MUMBAI, Aug 12: Foreign institutional investors have shifted their focus to the GDR market where they find it relatively more profitable and easier to exit from Indian shares.The result: the fall in GDRs of some of the most actively traded shares have been sharper than the domestic ones.
This is evident from the increasing price differential between the two markets. For instance, in the case of Hindalco, the GDR was traded at Rs 504, the local share price remained at Rs 548.50 on August 11, which led to a price spread of over 8 per cent.
Similarly, in the case of Larsen & Toubro, East India Hotels, Reliance Industries, Tata Electric, Telco and Wockhardt, while the fall in the underlying stocks has been about 2-3 per cent on an average, the GDRs have dipped by over 4 per cent on an average.
One of the main reasons for the FIIs shifting their focus to the GDR market is the sharp rise in the dollar value vis-a-vis most currencies. Besides, in the domestic market there is very little room for sale as thesensex has already dropped below the 3000-mark. Any further sale in the domestic market will depend on the dollar's appreciation vis-a-vis the Indian rupee. If the rupee remains stable, further sales at the current level of index will mean a loss to the FIIs, say brokers.
Eventhough the arbitrage between the GDR market and the domestic market is increasing, FIIs seem to have lost interest in this segment of the business.The positive correlation between the movement of the GDR market indices and the BSE-30 Sensex seems to be disappearing, feel market players.
"Conventionally the market players looked upon the GDR indices as a barometer to guage the sentiments of the foreign players and their trading strategy in the local markets," said Sandeep Shah of Kotak Securities.

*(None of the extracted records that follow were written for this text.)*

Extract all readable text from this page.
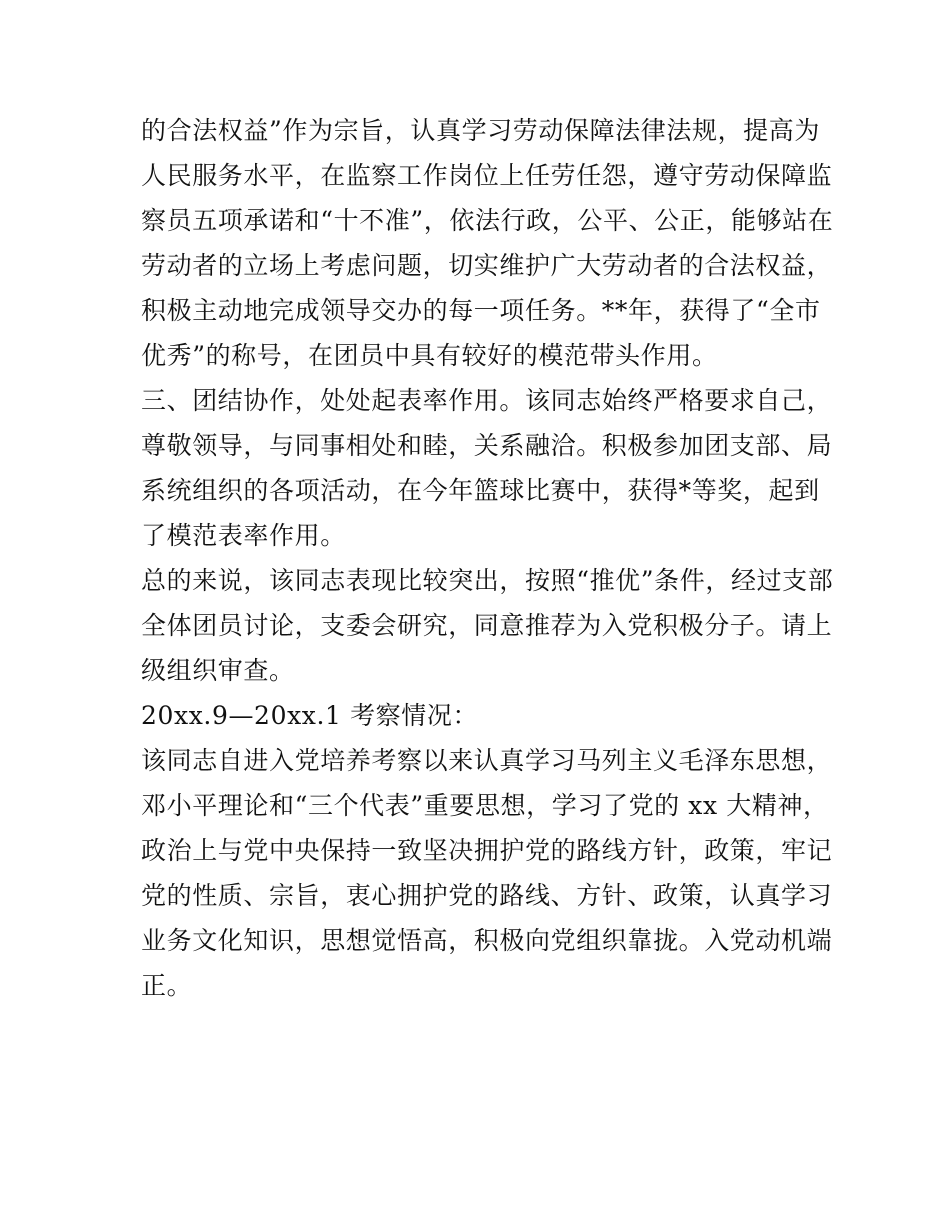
的合法权益”作为宗旨，认真学习劳动保障法律法规，提高为
人民服务水平，在监察工作岗位上任劳任怨，遵守劳动保障监
察员五项承诺和“十不准”，依法行政，公平、公正，能够站在
劳动者的立场上考虑问题，切实维护广大劳动者的合法权益，
积极主动地完成领导交办的每一项任务。**年，获得了“全市
优秀”的称号，在团员中具有较好的模范带头作用。
三、团结协作，处处起表率作用。该同志始终严格要求自己，
尊敬领导，与同事相处和睦，关系融洽。积极参加团支部、局
系统组织的各项活动，在今年篮球比赛中，获得*等奖，起到
了模范表率作用。
总的来说，该同志表现比较突出，按照“推优”条件，经过支部
全体团员讨论，支委会研究，同意推荐为入党积极分子。请上
级组织审查。
20xx.9—20xx.1 考察情况：
该同志自进入党培养考察以来认真学习马列主义毛泽东思想，
邓小平理论和“三个代表”重要思想，学习了党的 xx 大精神，
政治上与党中央保持一致坚决拥护党的路线方针，政策，牢记
党的性质、宗旨，衷心拥护党的路线、方针、政策，认真学习
业务文化知识，思想觉悟高，积极向党组织靠拢。入党动机端
正。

"However, the pattern seems to have changed on account of crisis of confidence and the depreciation in the rupee," he explained in the light of the hectic sales pressed by the emerging market FIIs at the GDR markets where settlementbecomes comparatively easier, along with the advantage of the appreciation in the dollar value, in comparison with the currencies of the developing nations.
The figures available on the GDR index movement and the BSE-30 share index strengthens the basis of the argument. While the presentation of the union budget on June 1, unnerved the local players, the fall of 4.95 per cent in the Skindia GDR index on June 4, led to a continous fall in the BSE-30 share index which fell by 3.62 per cent to close at 3,417.89.
Similarly, on June 12 when the Skindia GDR index fell by 5.11 per cent to close at 636.94 points, the Sensex dipped by 5.81 per cent to close at 3,152.96 points on June 13.
However, the reasons for the fall were not the same. The local market fell on account of the payment crisis in the Bombay Stock Exchange and the follow up action taken by Sebi to curb short sales while the GDR markets reacted to the Asian market crisis.
However, on August 11 while the Asian market crisis saw the GDR marketindices touching a new low of 562.36 points, a net loss of over 8 per cent, the BSE-30 shares index declined by a meagre 0.66 per cent on August 12.
According to market players the increasing discrepencies in the movement of the GDR indices and local market indices was on account of the depreciating value of the rupee.